Смятение неприятеля было полным, но и гибель моей малочисленной кавалерии была бы неизбежной, если бы генерал Сакен не направил к нам на помощь генерала Васильчикова с одной гусарской и одной драгунской дивизиями. Они прибыли в тот момент, когда оправившаяся от своего первоначального расстройства французская кавалерия смяла мою конницу и начала ее преследовать. Это подкрепление остановило врага и позволило нам устроиться. Пехота продолжала свое отступление, а мы продолжали ее прикрывать. Оставшись хозяевами на поле сражения, французы решили не рисковать своей кавалерией и удовлетворились тем, что стали преследовать нас тем количеством пушек, которые местность позволяла им развернуть. Примерно 100 орудий двигались по нашим следам и поражали нас своим огнем.

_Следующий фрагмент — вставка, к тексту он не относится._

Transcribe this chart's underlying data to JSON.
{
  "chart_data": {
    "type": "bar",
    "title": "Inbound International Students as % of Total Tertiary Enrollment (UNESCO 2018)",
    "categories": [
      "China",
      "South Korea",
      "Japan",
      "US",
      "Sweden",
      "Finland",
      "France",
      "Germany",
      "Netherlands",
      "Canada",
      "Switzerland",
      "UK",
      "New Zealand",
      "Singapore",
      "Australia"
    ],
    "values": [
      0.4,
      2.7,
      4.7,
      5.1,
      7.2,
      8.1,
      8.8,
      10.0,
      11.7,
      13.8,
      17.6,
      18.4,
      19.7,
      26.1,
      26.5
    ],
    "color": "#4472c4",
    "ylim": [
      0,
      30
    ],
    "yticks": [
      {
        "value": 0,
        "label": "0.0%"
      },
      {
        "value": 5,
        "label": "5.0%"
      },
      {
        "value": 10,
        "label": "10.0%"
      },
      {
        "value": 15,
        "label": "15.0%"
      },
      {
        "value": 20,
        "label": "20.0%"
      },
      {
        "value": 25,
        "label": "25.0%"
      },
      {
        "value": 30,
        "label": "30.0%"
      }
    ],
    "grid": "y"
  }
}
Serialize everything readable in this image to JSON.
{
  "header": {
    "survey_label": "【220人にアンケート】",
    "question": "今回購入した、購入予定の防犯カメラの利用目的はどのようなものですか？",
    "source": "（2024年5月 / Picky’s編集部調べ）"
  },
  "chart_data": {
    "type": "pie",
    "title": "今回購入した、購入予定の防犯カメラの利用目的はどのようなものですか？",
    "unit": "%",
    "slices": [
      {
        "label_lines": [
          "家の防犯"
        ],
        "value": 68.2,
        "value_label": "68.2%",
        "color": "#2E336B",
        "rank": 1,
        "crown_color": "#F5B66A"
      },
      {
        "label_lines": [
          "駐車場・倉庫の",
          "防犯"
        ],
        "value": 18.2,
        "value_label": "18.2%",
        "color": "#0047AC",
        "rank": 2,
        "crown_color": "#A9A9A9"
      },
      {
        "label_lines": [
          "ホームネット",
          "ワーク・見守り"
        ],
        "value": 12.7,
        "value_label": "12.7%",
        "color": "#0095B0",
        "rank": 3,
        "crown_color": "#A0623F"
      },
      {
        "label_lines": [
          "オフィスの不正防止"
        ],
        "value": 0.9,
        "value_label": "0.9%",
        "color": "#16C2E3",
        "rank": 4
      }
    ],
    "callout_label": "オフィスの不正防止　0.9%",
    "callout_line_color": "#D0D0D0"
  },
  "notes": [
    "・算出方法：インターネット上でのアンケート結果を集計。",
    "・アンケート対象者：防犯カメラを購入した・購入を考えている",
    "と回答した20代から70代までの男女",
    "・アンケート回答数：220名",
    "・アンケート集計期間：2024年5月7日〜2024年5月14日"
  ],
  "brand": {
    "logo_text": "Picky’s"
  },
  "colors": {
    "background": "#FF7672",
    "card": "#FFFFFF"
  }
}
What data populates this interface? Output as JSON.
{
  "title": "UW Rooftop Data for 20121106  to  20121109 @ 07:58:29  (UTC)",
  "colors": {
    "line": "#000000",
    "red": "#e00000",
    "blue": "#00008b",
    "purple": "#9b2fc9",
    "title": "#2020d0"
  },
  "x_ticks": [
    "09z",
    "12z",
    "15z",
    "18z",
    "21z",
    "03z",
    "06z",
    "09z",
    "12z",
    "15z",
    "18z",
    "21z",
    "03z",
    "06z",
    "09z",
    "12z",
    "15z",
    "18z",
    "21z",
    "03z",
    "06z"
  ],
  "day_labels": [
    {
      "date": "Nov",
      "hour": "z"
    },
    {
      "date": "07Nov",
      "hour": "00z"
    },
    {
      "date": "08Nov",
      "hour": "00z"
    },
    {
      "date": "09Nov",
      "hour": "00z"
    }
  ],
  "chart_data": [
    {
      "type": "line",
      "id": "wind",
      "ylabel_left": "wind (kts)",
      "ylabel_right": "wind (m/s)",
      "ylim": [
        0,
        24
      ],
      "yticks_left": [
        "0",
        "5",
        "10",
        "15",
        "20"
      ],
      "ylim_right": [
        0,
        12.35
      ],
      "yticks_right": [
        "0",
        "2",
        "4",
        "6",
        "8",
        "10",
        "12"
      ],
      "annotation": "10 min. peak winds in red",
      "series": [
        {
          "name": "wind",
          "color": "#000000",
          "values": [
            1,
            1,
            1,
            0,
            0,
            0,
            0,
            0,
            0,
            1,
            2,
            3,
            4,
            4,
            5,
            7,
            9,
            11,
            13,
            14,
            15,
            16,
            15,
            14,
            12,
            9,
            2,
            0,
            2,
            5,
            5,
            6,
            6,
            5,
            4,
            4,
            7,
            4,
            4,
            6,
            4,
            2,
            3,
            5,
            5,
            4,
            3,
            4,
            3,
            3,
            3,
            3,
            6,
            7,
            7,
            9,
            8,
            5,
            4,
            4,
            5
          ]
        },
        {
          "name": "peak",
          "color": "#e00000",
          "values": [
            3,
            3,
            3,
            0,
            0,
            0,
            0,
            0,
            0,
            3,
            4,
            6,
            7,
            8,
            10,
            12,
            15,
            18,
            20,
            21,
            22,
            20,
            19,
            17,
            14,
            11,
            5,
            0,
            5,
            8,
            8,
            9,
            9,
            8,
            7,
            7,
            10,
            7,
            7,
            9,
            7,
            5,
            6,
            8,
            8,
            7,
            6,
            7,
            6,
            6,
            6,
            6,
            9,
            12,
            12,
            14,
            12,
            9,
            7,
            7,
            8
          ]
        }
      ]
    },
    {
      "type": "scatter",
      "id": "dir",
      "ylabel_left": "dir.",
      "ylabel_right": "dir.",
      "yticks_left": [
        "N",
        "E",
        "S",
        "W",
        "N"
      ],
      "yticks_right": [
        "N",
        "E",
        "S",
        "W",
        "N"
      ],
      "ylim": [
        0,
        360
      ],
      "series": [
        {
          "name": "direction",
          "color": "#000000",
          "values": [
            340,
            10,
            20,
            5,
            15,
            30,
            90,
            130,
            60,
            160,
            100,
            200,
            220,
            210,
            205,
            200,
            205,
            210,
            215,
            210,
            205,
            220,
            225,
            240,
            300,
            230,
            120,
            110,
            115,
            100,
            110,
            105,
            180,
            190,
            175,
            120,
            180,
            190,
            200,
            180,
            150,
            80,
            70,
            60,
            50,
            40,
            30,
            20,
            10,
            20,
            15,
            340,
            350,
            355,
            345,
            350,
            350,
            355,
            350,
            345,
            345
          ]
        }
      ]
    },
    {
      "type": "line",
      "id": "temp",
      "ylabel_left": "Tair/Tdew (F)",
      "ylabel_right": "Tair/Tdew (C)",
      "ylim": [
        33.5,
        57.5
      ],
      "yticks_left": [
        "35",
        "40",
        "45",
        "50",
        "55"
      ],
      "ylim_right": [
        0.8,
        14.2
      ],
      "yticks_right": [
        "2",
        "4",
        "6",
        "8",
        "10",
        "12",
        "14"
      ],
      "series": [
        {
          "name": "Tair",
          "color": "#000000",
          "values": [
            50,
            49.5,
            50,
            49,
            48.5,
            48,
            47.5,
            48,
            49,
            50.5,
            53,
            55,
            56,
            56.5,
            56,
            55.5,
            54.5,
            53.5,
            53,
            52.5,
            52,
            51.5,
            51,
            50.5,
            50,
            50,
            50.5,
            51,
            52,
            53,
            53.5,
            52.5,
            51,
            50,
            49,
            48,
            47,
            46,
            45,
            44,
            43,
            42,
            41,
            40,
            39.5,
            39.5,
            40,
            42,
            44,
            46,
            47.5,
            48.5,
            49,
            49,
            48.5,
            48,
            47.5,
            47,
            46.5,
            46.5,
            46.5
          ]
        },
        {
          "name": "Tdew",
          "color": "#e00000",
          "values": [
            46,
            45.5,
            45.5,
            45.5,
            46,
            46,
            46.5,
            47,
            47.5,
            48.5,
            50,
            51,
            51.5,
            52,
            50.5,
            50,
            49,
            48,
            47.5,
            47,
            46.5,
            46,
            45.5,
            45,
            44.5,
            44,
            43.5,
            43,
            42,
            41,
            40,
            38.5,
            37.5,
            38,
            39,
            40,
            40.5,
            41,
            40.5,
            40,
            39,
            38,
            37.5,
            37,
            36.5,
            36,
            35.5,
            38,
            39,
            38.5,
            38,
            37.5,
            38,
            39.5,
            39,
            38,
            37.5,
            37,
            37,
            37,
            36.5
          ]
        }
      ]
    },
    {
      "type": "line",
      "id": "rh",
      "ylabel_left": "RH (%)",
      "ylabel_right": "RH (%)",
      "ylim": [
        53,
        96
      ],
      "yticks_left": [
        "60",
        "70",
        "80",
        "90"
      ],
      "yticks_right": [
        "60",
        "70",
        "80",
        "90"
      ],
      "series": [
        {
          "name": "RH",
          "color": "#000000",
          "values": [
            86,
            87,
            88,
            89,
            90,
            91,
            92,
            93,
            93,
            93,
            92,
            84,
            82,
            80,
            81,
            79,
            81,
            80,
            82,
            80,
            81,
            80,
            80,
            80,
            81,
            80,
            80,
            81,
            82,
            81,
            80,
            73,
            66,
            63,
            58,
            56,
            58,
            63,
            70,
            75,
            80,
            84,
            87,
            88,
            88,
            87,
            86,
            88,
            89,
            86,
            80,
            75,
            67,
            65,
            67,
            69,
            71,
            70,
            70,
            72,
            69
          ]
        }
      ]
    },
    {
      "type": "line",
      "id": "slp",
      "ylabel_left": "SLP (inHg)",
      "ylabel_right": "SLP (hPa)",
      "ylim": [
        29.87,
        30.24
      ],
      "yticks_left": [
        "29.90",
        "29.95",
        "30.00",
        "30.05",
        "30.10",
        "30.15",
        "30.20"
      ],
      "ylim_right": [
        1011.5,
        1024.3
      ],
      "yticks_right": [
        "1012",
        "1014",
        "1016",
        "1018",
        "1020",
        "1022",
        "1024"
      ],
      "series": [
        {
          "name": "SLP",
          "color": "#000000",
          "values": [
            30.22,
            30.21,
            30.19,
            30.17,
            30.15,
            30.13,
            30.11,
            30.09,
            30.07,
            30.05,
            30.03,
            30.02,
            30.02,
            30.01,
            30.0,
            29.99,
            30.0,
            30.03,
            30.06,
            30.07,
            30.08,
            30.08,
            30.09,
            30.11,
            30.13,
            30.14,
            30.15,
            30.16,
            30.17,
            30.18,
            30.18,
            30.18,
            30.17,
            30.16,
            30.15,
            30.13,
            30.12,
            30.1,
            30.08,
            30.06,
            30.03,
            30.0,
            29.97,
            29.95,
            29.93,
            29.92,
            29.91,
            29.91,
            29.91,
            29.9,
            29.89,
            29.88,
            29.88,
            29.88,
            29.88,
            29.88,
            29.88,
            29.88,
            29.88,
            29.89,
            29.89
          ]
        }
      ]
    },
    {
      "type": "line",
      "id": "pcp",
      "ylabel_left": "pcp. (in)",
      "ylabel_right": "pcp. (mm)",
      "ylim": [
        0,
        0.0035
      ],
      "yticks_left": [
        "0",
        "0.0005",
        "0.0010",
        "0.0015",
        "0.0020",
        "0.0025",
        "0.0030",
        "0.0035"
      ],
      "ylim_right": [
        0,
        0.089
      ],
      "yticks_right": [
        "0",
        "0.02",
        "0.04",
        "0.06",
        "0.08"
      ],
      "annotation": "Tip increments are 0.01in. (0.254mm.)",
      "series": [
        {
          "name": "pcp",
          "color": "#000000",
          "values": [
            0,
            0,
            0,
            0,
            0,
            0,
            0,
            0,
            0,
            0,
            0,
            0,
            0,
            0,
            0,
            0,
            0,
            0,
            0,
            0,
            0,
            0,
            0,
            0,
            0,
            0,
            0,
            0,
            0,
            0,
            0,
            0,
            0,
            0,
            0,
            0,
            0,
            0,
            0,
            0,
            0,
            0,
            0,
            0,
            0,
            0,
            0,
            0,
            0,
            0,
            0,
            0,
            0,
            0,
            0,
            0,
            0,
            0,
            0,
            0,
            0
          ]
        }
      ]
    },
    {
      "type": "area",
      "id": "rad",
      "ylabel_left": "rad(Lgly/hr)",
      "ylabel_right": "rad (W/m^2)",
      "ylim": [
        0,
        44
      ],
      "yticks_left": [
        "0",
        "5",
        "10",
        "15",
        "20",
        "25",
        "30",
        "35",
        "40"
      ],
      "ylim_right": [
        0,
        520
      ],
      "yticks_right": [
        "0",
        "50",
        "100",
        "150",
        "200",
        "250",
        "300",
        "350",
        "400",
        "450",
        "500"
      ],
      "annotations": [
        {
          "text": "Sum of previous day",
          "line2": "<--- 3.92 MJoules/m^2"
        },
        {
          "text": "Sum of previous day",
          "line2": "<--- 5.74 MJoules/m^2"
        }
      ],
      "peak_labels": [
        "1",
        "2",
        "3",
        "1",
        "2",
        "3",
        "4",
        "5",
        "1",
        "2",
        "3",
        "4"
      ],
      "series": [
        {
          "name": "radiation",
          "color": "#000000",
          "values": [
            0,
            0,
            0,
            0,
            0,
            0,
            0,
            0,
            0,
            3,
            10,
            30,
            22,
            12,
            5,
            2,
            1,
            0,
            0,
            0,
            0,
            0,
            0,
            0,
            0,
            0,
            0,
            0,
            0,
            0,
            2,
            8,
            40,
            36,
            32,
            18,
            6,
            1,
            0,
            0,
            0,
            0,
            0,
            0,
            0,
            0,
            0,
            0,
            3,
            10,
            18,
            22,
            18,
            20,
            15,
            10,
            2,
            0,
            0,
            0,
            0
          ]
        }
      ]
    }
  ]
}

Наша почти разбитая артиллерия могла отвечать им только слабым огнем, земля была мерзлая, ядра рикошетировали на огромное расстояние и падали в наши пехотные колонны, после того, как вырывали всадников или лошадей из наших рядов. Наши потери были огромны. Генерал Ланской, покрывший себя славой в нескольких кампаниях, и генерал Ушаков, подававший блестящие надежды, были смертельно ранены. Генералы Дмитрий Васильчиков и Юрковский выбыли из строя, множество отличных офицеров погибло. Граф Строганов имел несчастье увидеть, как почти перед его глазами ядро сразило его единственного сына и наследника его огромного состояния; он погиб в возрасте 17 лет. Почти все окружавшие меня офицеры были убиты или ранены; я очень сожалел о моем адъютанте Лантингсгаузене, который из-за своей блестящей смелости и деятельности являлся любимцем всего корпуса. В пехоте потери среди генералов, офицеров и солдат также были очень чувствительны. К концу дня генерал Сакен велел выставить 36 батарейных орудий для того, чтобы прикрыть наше отступление. Командовавший ими офицер вначале принял нас за неприятеля, и произвел по нам свой первый залп, но мы потеряли уже столько людей, что этот новый урон не смутил никого из нас.